The energy balance equation for temperature used in this Moltres model is:
%
\begin{align}
\rho c_{p} \frac{\partial T}{\partial t} &= - \rho c_p \vec{u}
\cdot \nabla T + \nabla \cdot [(k + k_t) \nabla T] + Q_s
\label{eq:temp} \\
k_t &= \frac{\mu_t}{\rho Pr_t} \\
Q_s &= \Big( 1 - \sum^J_{j=1} f_j \Big) \sum^G_{g=1} \epsilon_g \Sigma_g^f
\phi_g + \sum^J_{j=1} \omega_j, \label{eq:source}
\intertext{where}
c_p &= \text{specific heat capacity of molten salt
[J$\cdot$kg$^{-1}\cdot$K$^{-1}$],} \nonumber \\
T &= \text{temperature of molten salt [K]} \nonumber \\
\vec{u} &= \text{velocity of molten salt [m$\cdot$s$^{-1}$],}
\nonumber \\
k &= \text{thermal conductivity of molten salt
[W$\cdot$m$^{-1}\cdot$K$^{-1}$],} \nonumber \\
J &= \text{total number of decay heat groups [ - ].} \nonumber
\end{align}
%
The diffusion term includes turbulent heat
diffusivity based on the eddy viscosity $\mu_t$ and the turbulent Prandtl
number $Pr_t$. $Pr_t$ is also 0.85 due to the same reasoning provided for
$Sc_t$. The first term in the heat source $Q_s$ equation represents prompt
fission heat, and the second term represents decay heat from the $J$ decay
heat groups.
With this model, the results were expected to show good qualitative agreement
with the Polimi and TUDelft models, including the large recirculation region
near the blanket tank walls and the resulting high temperatures in that
region. The results in Chapter \ref{chap:ss} show minor discrepancies in
regions where the viscosity values were under- or over-predicted.

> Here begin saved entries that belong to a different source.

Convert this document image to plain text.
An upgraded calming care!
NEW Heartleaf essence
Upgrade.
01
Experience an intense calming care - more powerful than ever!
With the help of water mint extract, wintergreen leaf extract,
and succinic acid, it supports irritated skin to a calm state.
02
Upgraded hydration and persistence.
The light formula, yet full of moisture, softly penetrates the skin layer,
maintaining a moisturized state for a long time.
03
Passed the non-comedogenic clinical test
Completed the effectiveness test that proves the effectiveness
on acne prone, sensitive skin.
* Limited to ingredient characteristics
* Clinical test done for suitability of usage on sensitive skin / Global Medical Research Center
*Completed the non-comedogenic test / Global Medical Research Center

\subsubsection{Boundary Conditions}
Table \ref{table:corebc} summarizes the boundary conditions for all variables
on all of the relevant boundaries. Figure \ref{fig:msfrbc} shows the locations
of the various boundaries listed in the table. The CoupledOutflow boundary
condition for $C_i$ and $\omega_j$ is a new feature in Moltres that allows
users to couple these variables to the outlet velocity components (e.g. $u_x$,
$u_y$). Without this boundary condition, users could only use uniform or fixed
function-based velocity profiles in conjunction with the precursor looping
capability.
\begin{table}[htbp!]
\small
\caption{Boundary conditions in the main reactor geometry (Figure
\ref{fig:msfrbc}).}
\centering
\begin{tabular}{ l l c}
\toprule
Variable & Boundary & Boundary Condition \\
\midrule
\multirow{4}{*}{Neutron flux $\phi_g$} & Top & $\frac{d \phi_g}{dx}
\big|_{\text{inflow}} = 0$ \\[.5ex]
& Outer & $\frac{d \phi_g}{dx} \big|_{\text{inflow}} = 0$ \\[.5ex]
& Bottom & $\frac{d \phi_g}{dx} \big|_{\text{inflow}} = 0$ \\[.5ex]
& Axial & $\frac{d \phi_g}{dx} = 0$ \\[.5ex]
\midrule
\multirow{6}{*}{Delayed neutron precursor concentration $C_i$} &
Top (Core) & $\frac{d C_i}{dx} = 0$ \\[.5ex]
& Bottom (Core) & $\frac{d C_i}{dx} = 0$ \\[.5ex]
& Outer (Core) & $\frac{d C_i}{dx} = 0$ \\[.5ex]
& Axial (Core) & $\frac{d C_i}{dx} = 0$ \\[.5ex]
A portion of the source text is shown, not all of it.